[Math] Recurrence relation for a strictly increasing sequence

recurrence-relations

Find a recurrence relation for the number of strictly increasing sequences of positive integers such that the first term is 1 and last term is $n$, where $n$ is a positive integer. The sequence is: $a_1$, $a_2$, $a_3$, … , $a_k$ and $a_1=1$, $a_k=n$ and $a_{j-1}$ < $a_j$ where $j=1,2,3, … , k-1$.

Here $a_{j-1}$ means the $(j-1)th$ term of the sequence.
The solution considers two cases when $a_{k-1} = n-1$ and when $a_{k-1} < n-1$.

I don't understand why two cases are considered.

Best Answer

Let $f_n(m)$ be the number of $m$-length sequences with first term $1$, last term $n$.

A sequence of length $m$ which ends at $n$ is precisely one of the following two disjoint possibilities:

  • A sequence of length $m-1$ which ends at $n-1$, with $n$ appended
  • A sequence of length $m-1$ which ends at something less than $n-1$, with $n$ appended

The first case: there are $f_{n-1}(m-1)$ options for this.

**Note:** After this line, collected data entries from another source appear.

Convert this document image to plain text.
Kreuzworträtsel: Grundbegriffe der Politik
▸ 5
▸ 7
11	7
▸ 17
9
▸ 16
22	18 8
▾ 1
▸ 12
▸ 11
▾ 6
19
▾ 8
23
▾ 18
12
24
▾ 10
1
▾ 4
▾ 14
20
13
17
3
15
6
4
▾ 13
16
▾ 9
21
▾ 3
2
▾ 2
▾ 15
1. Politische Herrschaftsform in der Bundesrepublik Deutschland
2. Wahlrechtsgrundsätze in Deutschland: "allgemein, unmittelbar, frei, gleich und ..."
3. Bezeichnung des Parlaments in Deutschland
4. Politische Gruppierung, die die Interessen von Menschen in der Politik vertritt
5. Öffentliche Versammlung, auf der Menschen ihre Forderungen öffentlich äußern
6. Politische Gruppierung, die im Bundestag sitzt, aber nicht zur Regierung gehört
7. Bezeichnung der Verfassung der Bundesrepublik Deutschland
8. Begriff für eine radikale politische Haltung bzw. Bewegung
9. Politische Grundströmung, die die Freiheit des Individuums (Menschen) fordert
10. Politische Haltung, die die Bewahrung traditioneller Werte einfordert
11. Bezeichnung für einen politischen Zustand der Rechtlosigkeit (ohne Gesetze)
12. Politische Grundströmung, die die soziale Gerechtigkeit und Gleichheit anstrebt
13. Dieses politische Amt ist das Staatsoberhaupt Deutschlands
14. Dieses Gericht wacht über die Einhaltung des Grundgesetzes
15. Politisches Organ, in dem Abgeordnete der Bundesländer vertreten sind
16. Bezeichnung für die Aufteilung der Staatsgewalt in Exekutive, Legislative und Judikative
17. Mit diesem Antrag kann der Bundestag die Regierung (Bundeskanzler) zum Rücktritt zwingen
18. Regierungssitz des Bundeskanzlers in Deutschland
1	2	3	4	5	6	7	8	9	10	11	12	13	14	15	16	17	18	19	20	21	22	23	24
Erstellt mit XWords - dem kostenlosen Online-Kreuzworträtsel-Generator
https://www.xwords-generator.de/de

The second case: there is one option for each of the $n-1$ ending points. Therefore, there are $f_1(m-1) + f_2(m-1) + \dots + f_{n-2}(m-1)$ options.

That is, $f_n(m) = \sum_{i=1}^{n-1} f_i(m-1)$.

The initial conditions are that $f_n(n) = 1$, $f_n(m) = 0$ if $m > n$, and $f_n(1) = 0$.

To be honest, I'm not really sure why they've asked you to split it into those two cases. It's a very artificial distinction.